“A few months ago in Hong Kong, a journalist asked me the fateful question: ‘Will you ever make a pineapple pizza?’” And this, according to Franco Pepe, gave birth of a new “heretical” classic: pineapple pizza, the AnaNascosta (a word play with ananas, meaning pineapple, and nascosta which means hidden.) Today it can be enjoyed at Pepe in Grani, in Caiazzo (not far from Caserta in the Campania Region), the best pizzeria in Italy and the world. Franco presented it at the Identità Golose 2019 congress that was held in March in Milan, as the iconic dish of the main theme “Creating new memories.” Is pineapple pizza a provocation? “No, it’s a reflection, it’s a symbol of a philosophy and of how we are currently working on pizzas with all kinds of ingredients.”
Hawaiian pizza: it’s all wrong
For Italians Hawaiian pizza, a margherita with pineapple and ham, is a version of pizza that is too far removed from the original. “The pineapple is a fruit with a very pleasant taste and many important nutritional properties, so why is this prejudice so strong?” Franco Pepe asks. “I did some research. I asked myself what doesn’t work or didn’t work. Was it human error or is there truly no feasible combination? So I discovered that the first pineapple pizza was baked in Canada in 1961, but the combinations were probably too risky: the pineapple was combined with tomato! Double acidity, which invariably resulted in a weak taste and poor digestibility. In addition, the pineapples were from cans, pre-cooked under syrup with a huge addition of other sugars.” Acid tomato, excessively sweet ham, poor quality and sweetened pineapple... the problem with Hawaiian pizza lies in its execution.
It’s all about the ingredients “I thought about going to work directly on the ingredient, that is, on the fruit and on how to make it reach people’s palates. Definitely not hot. On the contrary, I wanted to take advantage of the freshness of pineapple by wrapping it in San Daniele prosciutto, exploiting its natural flavor and placing it inside a fried cone whose inside surface is ‘whitened’ with 12 month-old Grana Padano DOP fondue... all dusted with licorice powder.” The pineapple is fresh, the Grana Padano is not simply grated but worked, like in a kitchen, the frying is light and not greasy, which is not a liability as often happens when oil is misused.

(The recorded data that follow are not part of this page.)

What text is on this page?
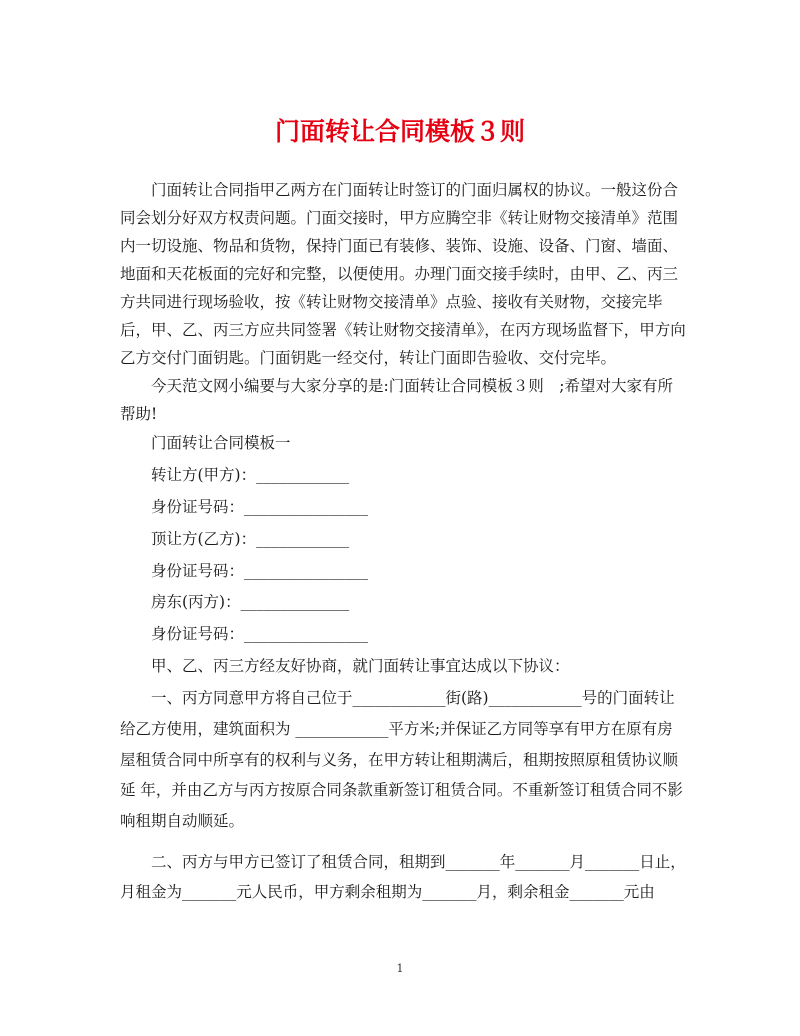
门面转让合同模板３则

门面转让合同指甲乙两方在门面转让时签订的门面归属权的协议。一般这份合同会划分好双方权责问题。门面交接时，甲方应腾空非《转让财物交接清单》范围内一切设施、物品和货物，保持门面已有装修、装饰、设施、设备、门窗、墙面、地面和天花板面的完好和完整，以便使用。办理门面交接手续时，由甲、乙、丙三方共同进行现场验收，按《转让财物交接清单》点验、接收有关财物，交接完毕后，甲、乙、丙三方应共同签署《转让财物交接清单》，在丙方现场监督下，甲方向乙方交付门面钥匙。门面钥匙一经交付，转让门面即告验收、交付完毕。

今天范文网小编要与大家分享的是:门面转让合同模板３则　;希望对大家有所帮助!

门面转让合同模板一

转让方(甲方)：____________

身份证号码：________________

顶让方(乙方)：____________

身份证号码：________________

房东(丙方)：______________

身份证号码：________________

甲、乙、丙三方经友好协商，就门面转让事宜达成以下协议：

一、丙方同意甲方将自己位于____________街(路)____________号的门面转让给乙方使用，建筑面积为 ____________平方米;并保证乙方同等享有甲方在原有房屋租赁合同中所享有的权利与义务，在甲方转让租期满后，租期按照原租赁协议顺延 年，并由乙方与丙方按原合同条款重新签订租赁合同。不重新签订租赁合同不影响租期自动顺延。

二、丙方与甲方已签订了租赁合同，租期到_______年_______月_______日止，月租金为_______元人民币，甲方剩余租期为_______月，剩余租金_______元由

1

Creating new memories Cooks don’t just cook. With their work and their ideas, they go far beyond merely executing recipes and ideas. Actually, they think and write new dishes with the hope that they will become new collective memories, new traditions. Creating new memories is the theme of the 2019 edition of the Identità Golose congress, which this year uses a quote from the composer Gustav Mahler: “Tradition is not the worship of ashes, but the preservation of fire.” A tradition is nothing more than a successful innovation, and in an age of conflict and fear, of closure and boundaries, even the culinary world wants to remember that new things give life to innovation, to the future and with it to new dishes and new flavors. With new memories, including a pineapple pizza.